Edith: Google has a similar system, and I heard that they monitor 200 plus different metrics. And one of the ones they monitor is just do people say, “Gmail sucks more?” on Twitter.
Paul: Oh. Interesting.
The thing that I’m getting at in terms of how little or much can you continuously deliver is, if you are Google or you’re Facebook and you have the monolithic code repos, the thing that you’re releasing is it’s not the same release process as someone like Amazon who has what I would describe as pure, continuous delivery.
Every service does it’s own continuous delivery and your dependencies may be changing at any time and you don’t actually know what’s going on. Versus Facebook, we are taking this multi-gigabyte binary and we’re uploading it to a set of servers, and sure, we’re slowly releasing and maybe we’re doing that multiple times a week or multiple times a day.
But it’s not quite the same as Amazon releasing every 11 seconds. And I think we can see, even between these multiple large companies who have incredibly advanced release process, that you could say that they are clearly at different spectrums along continuous delivery.

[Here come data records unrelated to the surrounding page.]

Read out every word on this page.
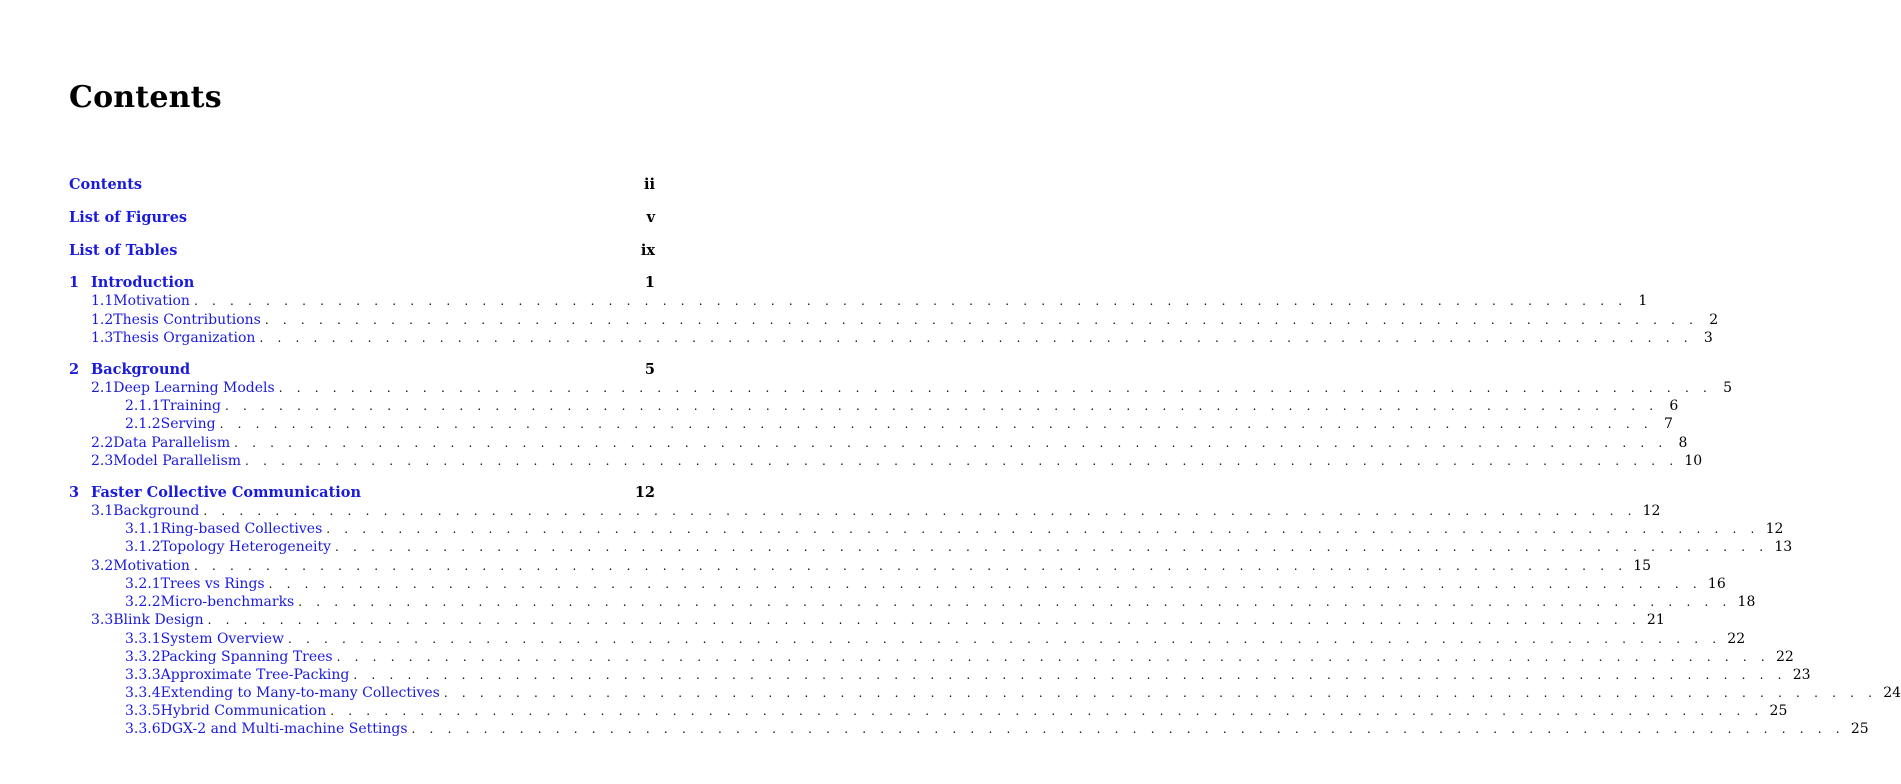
Contents
Contents	ii
List of Figures	v
List of Tables	ix
1 Introduction	1
1.1 Motivation . . . . . . . . . . . . . . . . . . . . . . . . . . . . . . . . . . . . . . . . . . . . . . . . . . . . . . . . . . . . . . . . . . . . . . . . . . . . . . . . 1
1.2 Thesis Contributions . . . . . . . . . . . . . . . . . . . . . . . . . . . . . . . . . . . . . . . . . . . . . . . . . . . . . . . . . . . . . . . . . . . . . . . . . . . . . . . . 2
1.3 Thesis Organization . . . . . . . . . . . . . . . . . . . . . . . . . . . . . . . . . . . . . . . . . . . . . . . . . . . . . . . . . . . . . . . . . . . . . . . . . . . . . . . . 3
2 Background	5
2.1 Deep Learning Models . . . . . . . . . . . . . . . . . . . . . . . . . . . . . . . . . . . . . . . . . . . . . . . . . . . . . . . . . . . . . . . . . . . . . . . . . . . . . . . . 5
2.1.1 Training . . . . . . . . . . . . . . . . . . . . . . . . . . . . . . . . . . . . . . . . . . . . . . . . . . . . . . . . . . . . . . . . . . . . . . . . . . . . . . . . 6
2.1.2 Serving . . . . . . . . . . . . . . . . . . . . . . . . . . . . . . . . . . . . . . . . . . . . . . . . . . . . . . . . . . . . . . . . . . . . . . . . . . . . . . . . 7
2.2 Data Parallelism . . . . . . . . . . . . . . . . . . . . . . . . . . . . . . . . . . . . . . . . . . . . . . . . . . . . . . . . . . . . . . . . . . . . . . . . . . . . . . . . 8
2.3 Model Parallelism . . . . . . . . . . . . . . . . . . . . . . . . . . . . . . . . . . . . . . . . . . . . . . . . . . . . . . . . . . . . . . . . . . . . . . . . . . . . . . . . 10
3 Faster Collective Communication	12
3.1 Background . . . . . . . . . . . . . . . . . . . . . . . . . . . . . . . . . . . . . . . . . . . . . . . . . . . . . . . . . . . . . . . . . . . . . . . . . . . . . . . . 12
3.1.1 Ring-based Collectives . . . . . . . . . . . . . . . . . . . . . . . . . . . . . . . . . . . . . . . . . . . . . . . . . . . . . . . . . . . . . . . . . . . . . . . . . . . . . . . . 12
3.1.2 Topology Heterogeneity . . . . . . . . . . . . . . . . . . . . . . . . . . . . . . . . . . . . . . . . . . . . . . . . . . . . . . . . . . . . . . . . . . . . . . . . . . . . . . . . 13
3.2 Motivation . . . . . . . . . . . . . . . . . . . . . . . . . . . . . . . . . . . . . . . . . . . . . . . . . . . . . . . . . . . . . . . . . . . . . . . . . . . . . . . . 15
3.2.1 Trees vs Rings . . . . . . . . . . . . . . . . . . . . . . . . . . . . . . . . . . . . . . . . . . . . . . . . . . . . . . . . . . . . . . . . . . . . . . . . . . . . . . . . 16
3.2.2 Micro-benchmarks . . . . . . . . . . . . . . . . . . . . . . . . . . . . . . . . . . . . . . . . . . . . . . . . . . . . . . . . . . . . . . . . . . . . . . . . . . . . . . . . 18
3.3 Blink Design . . . . . . . . . . . . . . . . . . . . . . . . . . . . . . . . . . . . . . . . . . . . . . . . . . . . . . . . . . . . . . . . . . . . . . . . . . . . . . . . 21
3.3.1 System Overview . . . . . . . . . . . . . . . . . . . . . . . . . . . . . . . . . . . . . . . . . . . . . . . . . . . . . . . . . . . . . . . . . . . . . . . . . . . . . . . . 22
3.3.2 Packing Spanning Trees . . . . . . . . . . . . . . . . . . . . . . . . . . . . . . . . . . . . . . . . . . . . . . . . . . . . . . . . . . . . . . . . . . . . . . . . . . . . . . . . 22
3.3.3 Approximate Tree-Packing . . . . . . . . . . . . . . . . . . . . . . . . . . . . . . . . . . . . . . . . . . . . . . . . . . . . . . . . . . . . . . . . . . . . . . . . . . . . . . . . 23
3.3.4 Extending to Many-to-many Collectives . . . . . . . . . . . . . . . . . . . . . . . . . . . . . . . . . . . . . . . . . . . . . . . . . . . . . . . . . . . . . . . . . . . . . . . . . . . . . . . . 24
3.3.5 Hybrid Communication . . . . . . . . . . . . . . . . . . . . . . . . . . . . . . . . . . . . . . . . . . . . . . . . . . . . . . . . . . . . . . . . . . . . . . . . . . . . . . . . 25
3.3.6 DGX-2 and Multi-machine Settings . . . . . . . . . . . . . . . . . . . . . . . . . . . . . . . . . . . . . . . . . . . . . . . . . . . . . . . . . . . . . . . . . . . . . . . . . . . . . . . . 25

Edith: So, what do you think is suitable for, let’s say, a medium company with, let’s say, 10 developers?
Paul: I mean, there’s a lot of different things going in. Who is your customer base? What is the level of safety that you need? Let’s suppose that it’s a consumer web app. If it’s a consumer web app, I would expect that that company should be continuously delivering all the time. Especially if it’s slightly okay to break things.
Edith: Yeah.
Paul: Or at least, you break things you can kind of roll them back or whatever within a couple of minutes. A team of that size might not have the resources to make their continuous delivery process perfect. But it seems likely that they would have more success shipping with continuous delivery than shipping without it. So lower risks, higher velocity. That sort of thing.

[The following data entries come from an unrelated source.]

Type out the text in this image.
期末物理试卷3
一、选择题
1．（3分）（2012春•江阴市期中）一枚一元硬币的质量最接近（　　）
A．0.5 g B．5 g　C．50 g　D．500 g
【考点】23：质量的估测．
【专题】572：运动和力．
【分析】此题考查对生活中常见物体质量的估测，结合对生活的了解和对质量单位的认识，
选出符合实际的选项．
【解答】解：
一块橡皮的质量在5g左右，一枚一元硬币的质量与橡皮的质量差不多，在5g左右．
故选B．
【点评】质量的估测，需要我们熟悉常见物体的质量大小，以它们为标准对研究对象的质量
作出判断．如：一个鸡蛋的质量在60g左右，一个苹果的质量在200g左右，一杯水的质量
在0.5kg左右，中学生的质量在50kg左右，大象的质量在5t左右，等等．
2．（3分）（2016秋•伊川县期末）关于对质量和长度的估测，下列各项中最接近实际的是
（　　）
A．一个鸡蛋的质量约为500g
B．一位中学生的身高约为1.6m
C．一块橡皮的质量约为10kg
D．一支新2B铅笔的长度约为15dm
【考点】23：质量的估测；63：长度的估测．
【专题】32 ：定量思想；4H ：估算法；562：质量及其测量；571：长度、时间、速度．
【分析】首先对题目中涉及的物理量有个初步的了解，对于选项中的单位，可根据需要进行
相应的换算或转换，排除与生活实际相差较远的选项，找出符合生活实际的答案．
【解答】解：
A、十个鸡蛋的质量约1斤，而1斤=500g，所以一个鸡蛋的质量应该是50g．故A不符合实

Edith: It’s funny how continuous delivery has permeated even the VC world. Jason Lemkin, the guy behind SaaStr,
Paul: Right.
Edith: He tweeted yesterday that one of his due diligence questions was how,”How often can you roll back, and does it work?”
Paul: Right.
Edith: And it’s funny that I think of that as a very technical thing, like, “can you roll back?” But to the VC is seen as a sign of technical sophistication.